Appendix F of the Fort Collins Building Code requires radon-resistant new construction. All single-family homes and duplexes must be equipped with a passive radon-reduction system during construction.   Radon information is required at point-of-sale in residential real estate transactions.

70% of Fort Collins Homes Have Radon Levels above EPA Acceptable Levels! The good news is, you can test your home for radon levels and fix any problems you find.


Can I make my landlord mitigate for radon?

There is no city, county or state ordinance that requires any homeowner, including landlords to mitigate radon.  If you've tested and found high levels and your landlord refuses to mitigate for radon, Neighborhood Services offers mediation for landlord-tenant issues.  

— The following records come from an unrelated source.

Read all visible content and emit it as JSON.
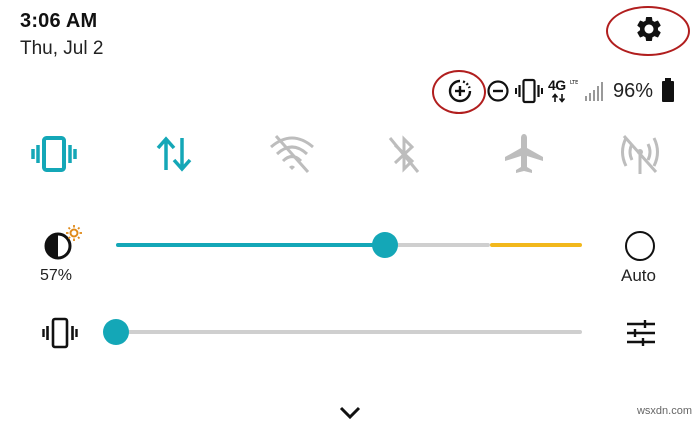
{
  "header": {
    "time": "3:06 AM",
    "date": "Thu, Jul 2"
  },
  "status_bar": {
    "icons": [
      "data-saver-icon",
      "do-not-disturb-icon",
      "vibrate-icon",
      "4g-lte-icon",
      "signal-icon"
    ],
    "network_label": "4G",
    "battery_percent": "96%"
  },
  "quick_settings": {
    "tiles": [
      {
        "name": "vibrate",
        "icon": "vibrate-icon",
        "active": true
      },
      {
        "name": "mobile-data",
        "icon": "data-arrows-icon",
        "active": true
      },
      {
        "name": "wifi",
        "icon": "wifi-off-icon",
        "active": false
      },
      {
        "name": "bluetooth",
        "icon": "bluetooth-off-icon",
        "active": false
      },
      {
        "name": "airplane-mode",
        "icon": "airplane-icon",
        "active": false
      },
      {
        "name": "hotspot",
        "icon": "hotspot-off-icon",
        "active": false
      }
    ]
  },
  "brightness": {
    "percent_label": "57%",
    "value": 0.57,
    "auto_label": "Auto"
  },
  "volume": {
    "value": 0.0
  },
  "colors": {
    "accent": "#14a7b7",
    "inactive": "#bdbdbd",
    "track": "#cfcfcf",
    "warning_range": "#f2b81c",
    "annotation": "#b11e1e",
    "sun": "#e08a1a"
  },
  "watermark": "wsxdn.com"
}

For reference take a look at the City of Fort Collins Landlord and Tenant Information page which include links to the Landlord Tenant Handbook.


Can a tenant break a lease if the landlord refuses to mitigate?

There is no city, county or state ordinance that requires any homeowner, including landlords to mitigate radon.  If you've tested and found high levels and your landlord refuses to mitigate for radon, Neighborhood Services offers mediation for landlord-tenant issues.  

For reference take a look at the City of Fort Collins Landlord and Tenant Information page which include links to the Landlord Tenant Handbook.